Introduction and Objective: The ever-increasing growth of the world's population and the location of many parts of wheat cultivation areas in adverse and tense climates have increased the need toimprove production and cultivate high-yielding, resistant cultivars. Bread wheat (Triticum aestivum L.) is one of the most important crops in the world and Iran. It serves as the primary source of carbohydrates for approximately half of the global population and is cultivated in many countries. Around 20% of irrigated lands in dry and semi-dry regions of the world face salinity problems, which are worsening due to climate change and reduced precipitation. In Iran, approximately 24 million hectares of land are affected by varying degrees of salinity. Salt stress reduces vegetative and reproductive growth, leading to decreased wheat yield.
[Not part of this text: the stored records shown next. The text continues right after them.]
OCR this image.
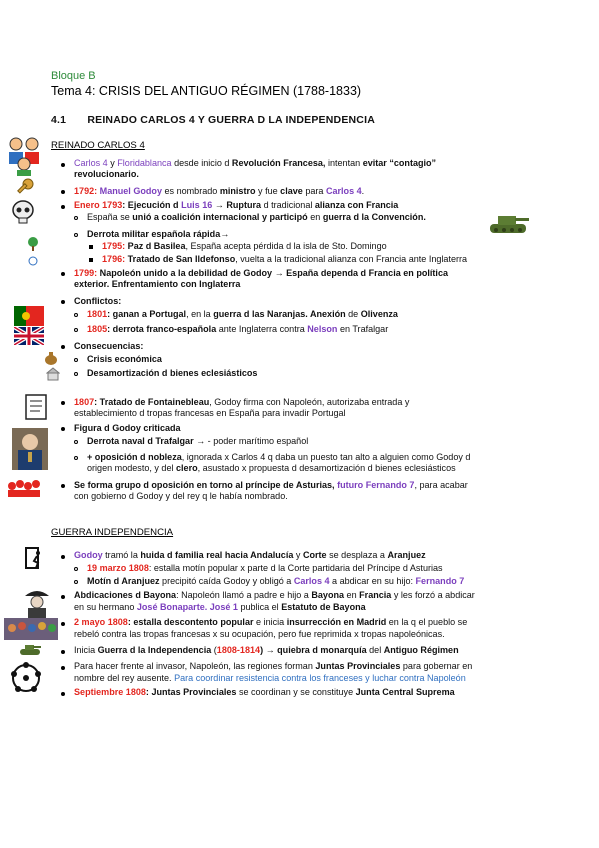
Bloque B
Tema 4: CRISIS DEL ANTIGUO RÉGIMEN (1788-1833)
4.1 REINADO CARLOS 4 Y GUERRA D LA INDEPENDENCIA
REINADO CARLOS 4
GUERRA INDEPENDENCIA
Carlos 4 y Floridablanca desde inicio d Revolución Francesa, intentan evitar “contagio”
revolucionario.
1792: Manuel Godoy es nombrado ministro y fue clave para Carlos 4.
Enero 1793: Ejecución d Luis 16 → Ruptura d tradicional alianza con Francia
España se unió a coalición internacional y participó en guerra d la Convención.
Derrota militar española rápida→
1795: Paz d Basilea, España acepta pérdida d la isla de Sto. Domingo
1796: Tratado de San Ildefonso, vuelta a la tradicional alianza con Francia ante Inglaterra
1799: Napoleón unido a la debilidad de Godoy → España dependa d Francia en política
exterior. Enfrentamiento con Inglaterra
Conflictos:
1801: ganan a Portugal, en la guerra d las Naranjas. Anexión de Olivenza
1805: derrota franco-española ante Inglaterra contra Nelson en Trafalgar
Consecuencias:
Crisis económica
Desamortización d bienes eclesiásticos
1807: Tratado de Fontainebleau, Godoy firma con Napoleón, autorizaba entrada y
establecimiento d tropas francesas en España para invadir Portugal
Figura d Godoy criticada
Derrota naval d Trafalgar → - poder marítimo español
+ oposición d nobleza, ignorada x Carlos 4 q daba un puesto tan alto a alguien como Godoy d
origen modesto, y del clero, asustado x propuesta d desamortización d bienes eclesiásticos
Se forma grupo d oposición en torno al príncipe de Asturias, futuro Fernando 7, para acabar
con gobierno d Godoy y del rey q le había nombrado.
Godoy tramó la huida d familia real hacia Andalucía y Corte se desplaza a Aranjuez
19 marzo 1808: estalla motín popular x parte d la Corte partidaria del Príncipe d Asturias
Motín d Aranjuez precipitó caída Godoy y obligó a Carlos 4 a abdicar en su hijo: Fernando 7
Abdicaciones d Bayona: Napoleón llamó a padre e hijo a Bayona en Francia y les forzó a abdicar
en su hermano José Bonaparte. José 1 publica el Estatuto de Bayona
2 mayo 1808: estalla descontento popular e inicia insurrección en Madrid en la q el pueblo se
rebeló contra las tropas francesas x su ocupación, pero fue reprimida x tropas napoleónicas.
Inicia Guerra d la Independencia (1808-1814) → quiebra d monarquía del Antiguo Régimen
Para hacer frente al invasor, Napoleón, las regiones forman Juntas Provinciales para gobernar en
nombre del rey ausente. Para coordinar resistencia contra los franceses y luchar contra Napoleón
Septiembre 1808: Juntas Provinciales se coordinan y se constituye Junta Central Suprema
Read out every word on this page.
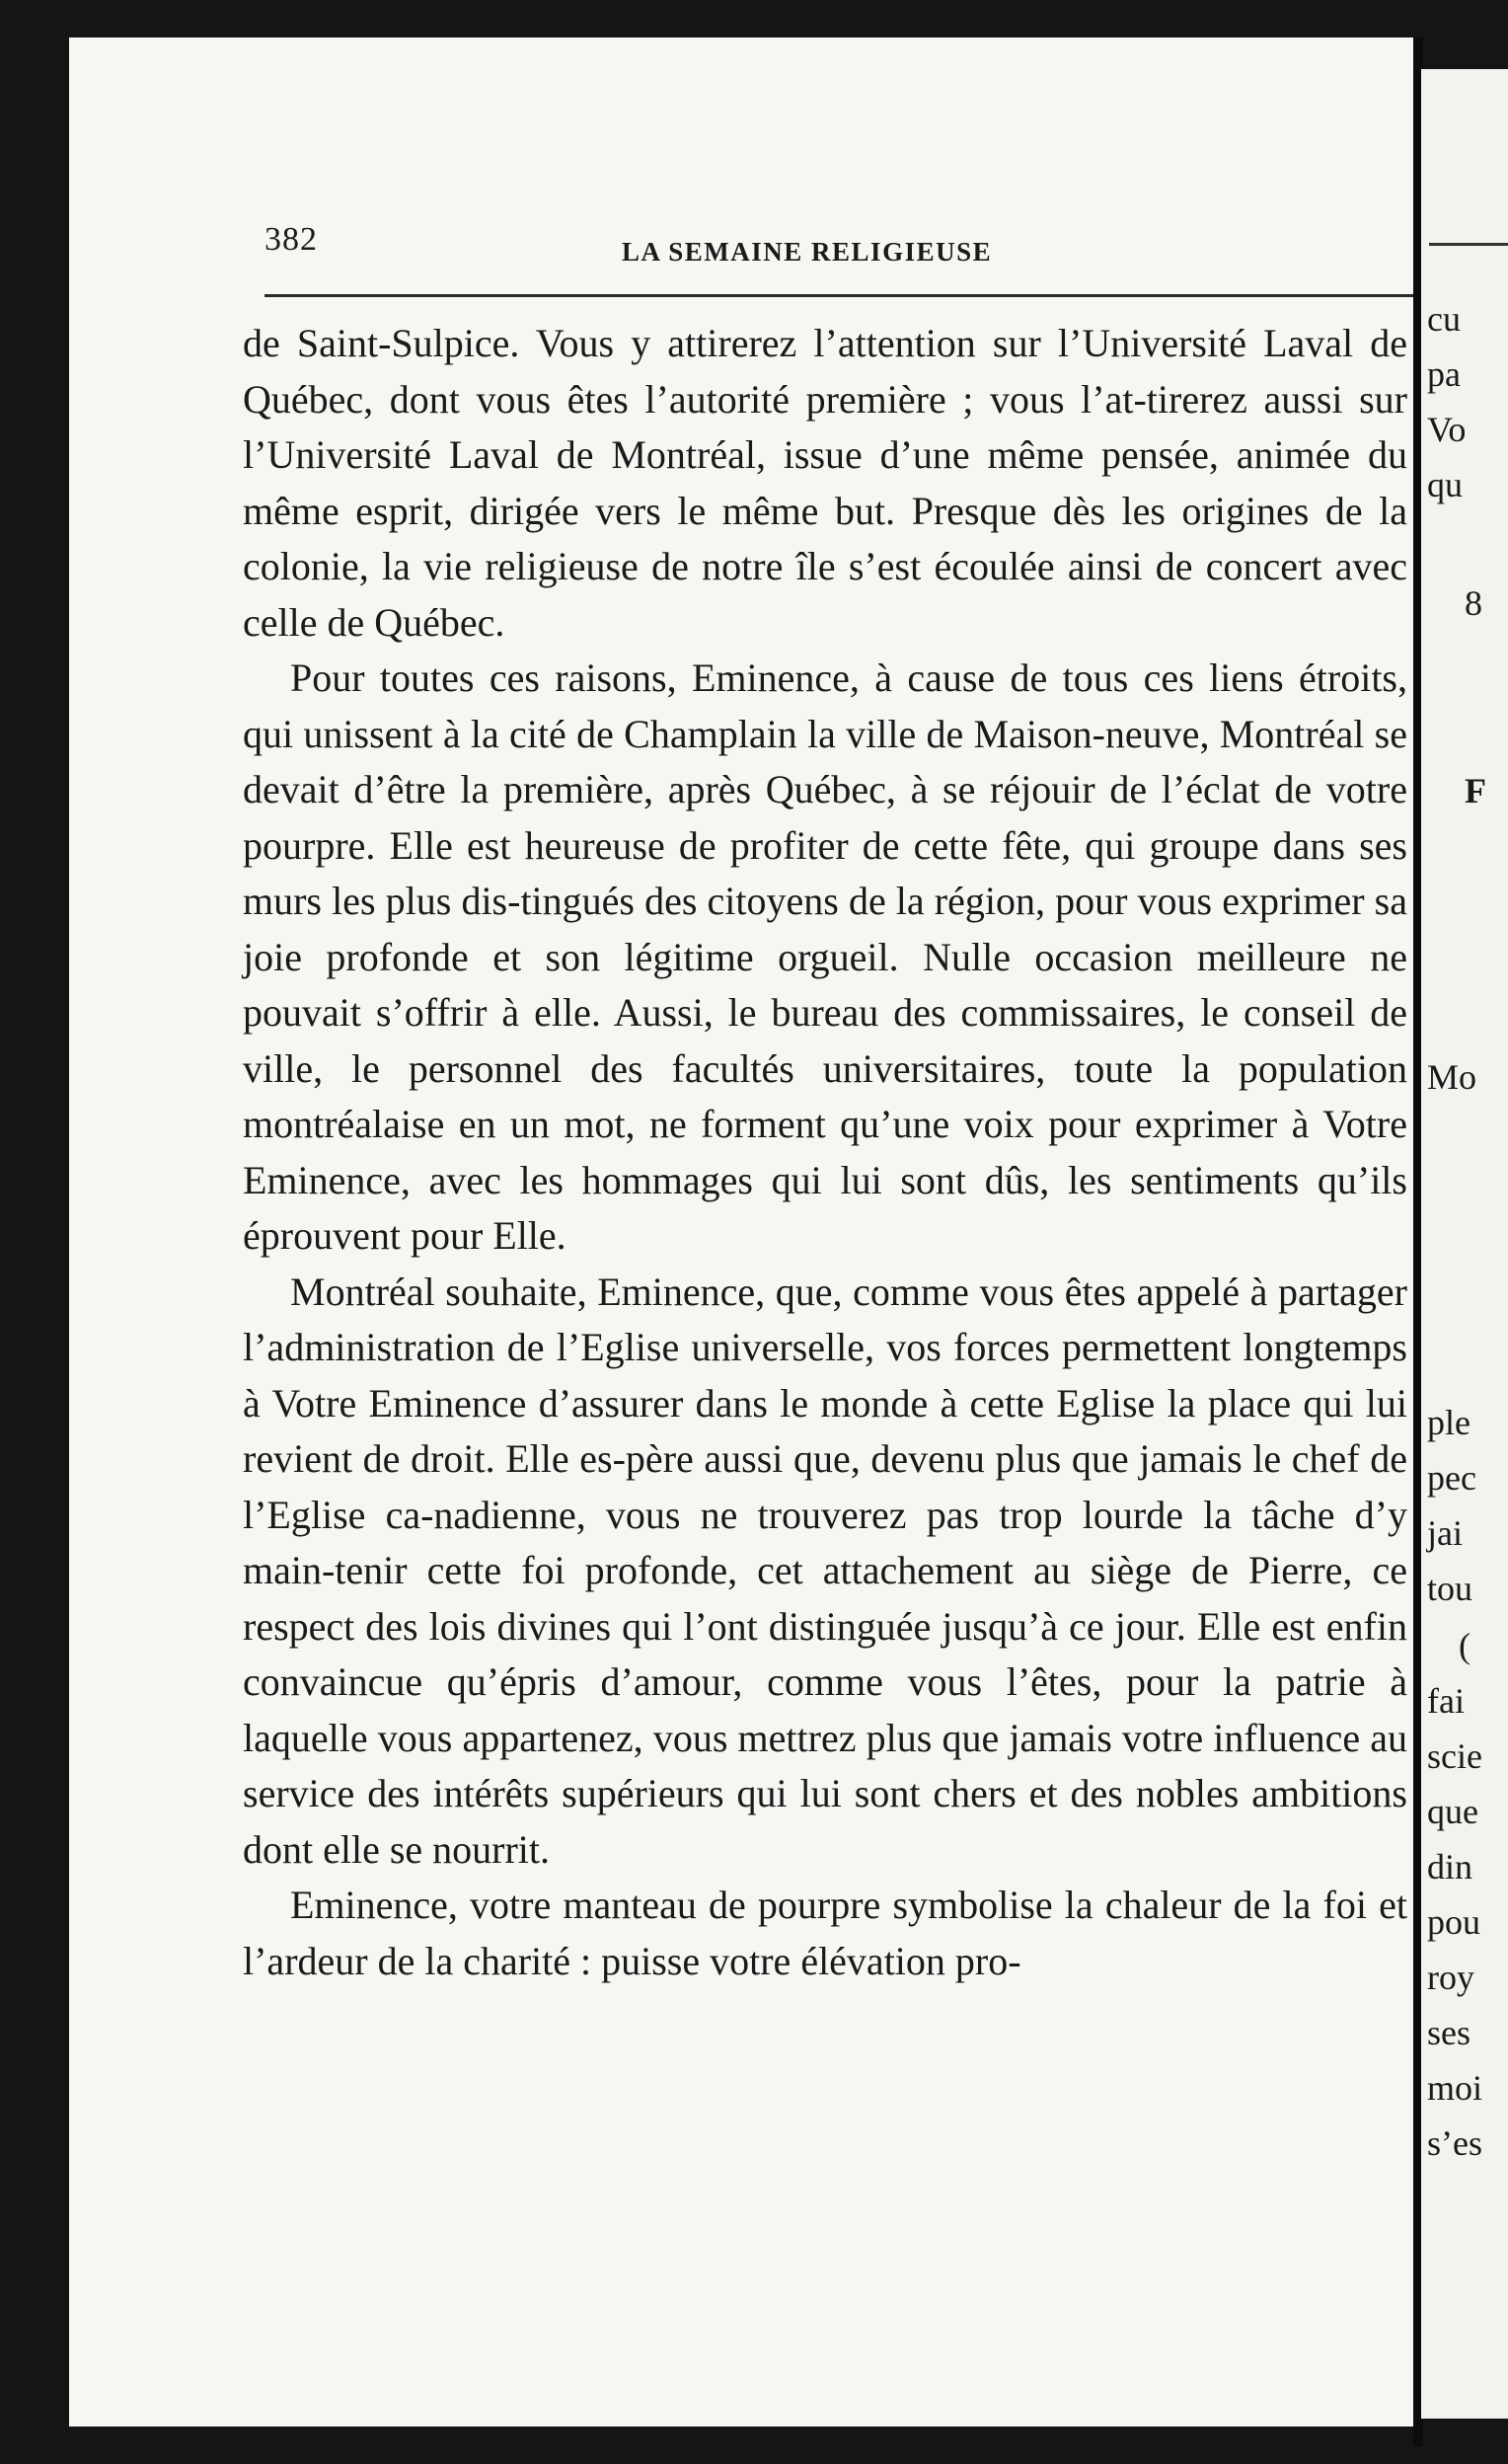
382	LA SEMAINE RELIGIEUSE

de Saint-Sulpice. Vous y attirerez l’attention sur l’Université Laval de Québec, dont vous êtes l’autorité première ; vous l’at-tirerez aussi sur l’Université Laval de Montréal, issue d’une même pensée, animée du même esprit, dirigée vers le même but. Presque dès les origines de la colonie, la vie religieuse de notre île s’est écoulée ainsi de concert avec celle de Québec.

Pour toutes ces raisons, Eminence, à cause de tous ces liens étroits, qui unissent à la cité de Champlain la ville de Maison-neuve, Montréal se devait d’être la première, après Québec, à se réjouir de l’éclat de votre pourpre. Elle est heureuse de profiter de cette fête, qui groupe dans ses murs les plus dis-tingués des citoyens de la région, pour vous exprimer sa joie profonde et son légitime orgueil. Nulle occasion meilleure ne pouvait s’offrir à elle. Aussi, le bureau des commissaires, le conseil de ville, le personnel des facultés universitaires, toute la population montréalaise en un mot, ne forment qu’une voix pour exprimer à Votre Eminence, avec les hommages qui lui sont dûs, les sentiments qu’ils éprouvent pour Elle.

Montréal souhaite, Eminence, que, comme vous êtes appelé à partager l’administration de l’Eglise universelle, vos forces permettent longtemps à Votre Eminence d’assurer dans le monde à cette Eglise la place qui lui revient de droit. Elle es-père aussi que, devenu plus que jamais le chef de l’Eglise ca-nadienne, vous ne trouverez pas trop lourde la tâche d’y main-tenir cette foi profonde, cet attachement au siège de Pierre, ce respect des lois divines qui l’ont distinguée jusqu’à ce jour. Elle est enfin convaincue qu’épris d’amour, comme vous l’êtes, pour la patrie à laquelle vous appartenez, vous mettrez plus que jamais votre influence au service des intérêts supérieurs qui lui sont chers et des nobles ambitions dont elle se nourrit.

Eminence, votre manteau de pourpre symbolise la chaleur de la foi et l’ardeur de la charité : puisse votre élévation pro-

cu
pa
Vo
qu
8
F
Mo
ple
pec
jai
tou
(
fai
scie
que
din
pou
roy
ses
moi
s’es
Developing and improving salt-tolerant wheat varieties for different climatic regions of the country is the main solution to overcome the issue of salinity and prevent yield losses and significant damage to farmers in affected areas. Identifying chromosomal regions related to agronomic traits under salt stress is crucial for improving salt tolerance in wheat. In this context, research utilizing molecular markers to precisely identify the mechanisms involved in salt tolerance in crops is of great importance. The aim of this study was to assess the population structure and identify genomic regions controlling agronomic and morpho-physiological traits under salt stress, using 17,093 SNP markers and 274 wheat genotypes.
Materials and Methods: A total of 268 international bread wheat genotypes, obtained from the Institute of Plant Genetics and Crop Plant Research (IPK) in Germany, along with 6 control varieties (both salt-tolerant and salt-sensitive) including Tritipyrum, Superhead, Kavir, Sabalan, Karchia, and Gaspard, were evaluated during the 2020-2021 growing season in an augmented design with 3 blocks at the research farm of the Plant Production Technology Research Institute, Shahid Bahonar University of Kerman. To apply salt stress, irrigation with saline water began at the tillering stage with a salinity level of 8 dS/m. It was progressively increased by 1 dS/m with each irrigation cycle until it reached 12 dS/m, continuing until the physiological maturity of the plants. Physiological traits measured included carbon dioxide, stomatal conductance, photosynthesis rate (measured using a photosynthesis meter: ADC Bio Scientific Limited, UK), as well as morphological and agronomic traits including days to heading, days to maturity, flag leaf width, plant height, number of the fertile spike, grain weight per plant, number of grains per plant, number of grains per unit area, thousand-grain weight, biological yield, and grain yield during the entire growth period. Genotyping was performed using a 9K single nucleotide polymorphism (SNP) array at TraitGenetics GmbH, Germany. SNP markers were filtered based on an allele frequency threshold of 0.01 and a missing genotype rate higher than 0.05 to reduce the likelihood of false positives. Population structure analysis and precise categorization of the genotypes into appropriate subpopulations were carried out using the LEA package in R. The optimal number of subpopulations (K) was determined to be 5, after testing a range of 1 to 10. Marker-trait association (MTAs) analysis between the phenotypic data and SNP markers was performed using the TASSEL software and the General Linear Model (GLM) method. The significance threshold was determined by utilizing Ji and Li's method, where the error rate was calculated based on the formula for effective independent tests (n). The LOD score of 3.6 was used as the significance threshold. A total of 17,093 SNP markers were used for population structure analysis and comprehensive genome-wide association study (GWAS).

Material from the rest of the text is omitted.